Militer Thailand Temukan Markas Polisi Palsu di Kompleks Penipuan Kamboja

Markas Polisi palsu di Kompleks  Penipuan Kamboja
Markas Polisi palsu di Kompleks Penipuan Kamboja

Bangkok | EGINDO.co – Militer Thailand mengatakan pada hari Senin (2 Februari) bahwa mereka telah menemukan bukti penipuan transnasional dari sebuah kompleks penipuan di Kamboja.

Kompleks O’Smach, yang terletak di sepanjang perbatasan Kamboja-Thailand yang dipersengketakan, direbut oleh pasukan Thailand selama bentrokan tahun lalu antara kedua negara.

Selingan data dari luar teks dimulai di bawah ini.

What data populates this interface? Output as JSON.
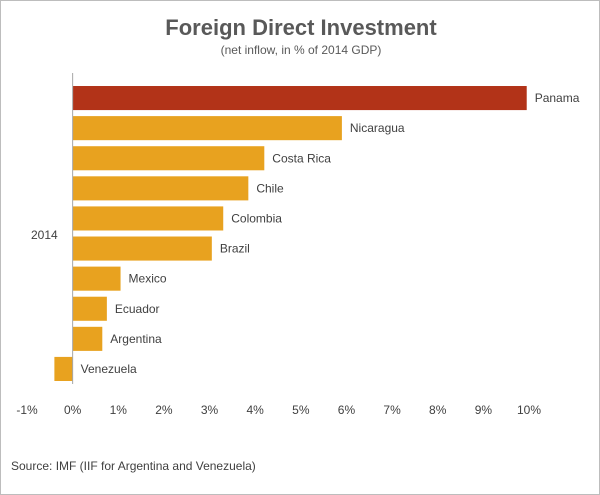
{
  "chart_data": {
    "type": "bar",
    "orientation": "horizontal",
    "title": "Foreign Direct Investment",
    "subtitle": "(net inflow, in % of 2014 GDP)",
    "group_label": "2014",
    "categories": [
      "Panama",
      "Nicaragua",
      "Costa Rica",
      "Chile",
      "Colombia",
      "Brazil",
      "Mexico",
      "Ecuador",
      "Argentina",
      "Venezuela"
    ],
    "values": [
      9.95,
      5.9,
      4.2,
      3.85,
      3.3,
      3.05,
      1.05,
      0.75,
      0.65,
      -0.4
    ],
    "highlight_category": "Panama",
    "colors": {
      "highlight": "#b23318",
      "bar": "#e8a21f",
      "axis": "#a6a6a6",
      "text": "#404040"
    },
    "xlim": [
      -1,
      10
    ],
    "x_ticks": [
      -1,
      0,
      1,
      2,
      3,
      4,
      5,
      6,
      7,
      8,
      9,
      10
    ],
    "x_tick_labels": [
      "-1%",
      "0%",
      "1%",
      "2%",
      "3%",
      "4%",
      "5%",
      "6%",
      "7%",
      "8%",
      "9%",
      "10%"
    ],
    "grid": false,
    "legend": "none",
    "source": "Source: IMF (IIF for Argentina and Venezuela)"
  }
}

Para pejabat militer Thailand mengatakan kompleks tersebut menampung ribuan orang, banyak di antaranya korban perdagangan manusia, yang dipaksa untuk menipu orang asing atau menghadapi hukuman.

O’Smach sebelumnya disebut oleh Amerika Serikat sebagai basis operasi penipuan.

Di salah satu bangunan, dokumen yang berisi daftar target, detail kontak, dan skrip dialog penipuan terlihat berserakan di mana-mana.

Ada juga ruangan yang dirancang untuk meniru kantor polisi dari setidaknya tujuh negara, termasuk Singapura, Tiongkok, India, india, Vietnam, dan Australia.

“Mereka terorganisir dengan baik. Mereka memiliki infrastruktur dan sistem yang bagus, serta alur kerja dan banyak sekali taktik dan teknik untuk melakukan penipuan,” kata Letnan Jenderal Teeranan Nandhakwang, direktur unit intelijen Angkatan Darat Thailand.

Media Thailand memeriksa apa yang tampak seperti replika kantor polisi Tiongkok di pusat penipuan di O’Smach, Kamboja, pada 2 Februari 2026. (Foto: AP/Sakchai Lalit)

Satu ruangan memiliki replika yang tampak seperti cabang bank Vietnam, lengkap dengan loket layanan, spanduk, dan ruang tunggu.

Perangkat tersebut berfungsi sebagai komponen penting dari penipuan di mana orang-orang menjadi sasaran operator penipuan yang berpura-pura menjadi pejabat atau tokoh otoritas lainnya. Pendekatan yang telah direncanakan dimaksudkan untuk mengancam penangkapan atau tindakan hukum lainnya kecuali instruksi diikuti.

Menurut para ahli, operasi penipuan semacam itu di Kamboja dan tempat lain telah menipu orang-orang di seluruh dunia hingga miliaran dolar dan memperdaya orang-orang dari banyak negara untuk bekerja di dalamnya dalam kondisi seperti perbudakan.

Militer Thailand mengatakan kompleks tersebut diamankan selama bentrokan Desember antara kedua negara karena pasukan Kamboja telah menggunakannya sebagai pangkalan militer.

Gencatan senjata yang dicapai pada bulan Desember menetapkan bahwa pihak-pihak yang bertikai akan mengurangi ketegangan dan menahan pasukan mereka di posisi yang mereka tempati sebelum perjanjian tersebut.

Itu termasuk kompleks di wilayah Kamboja, yang sekarang diduduki oleh pasukan Thailand.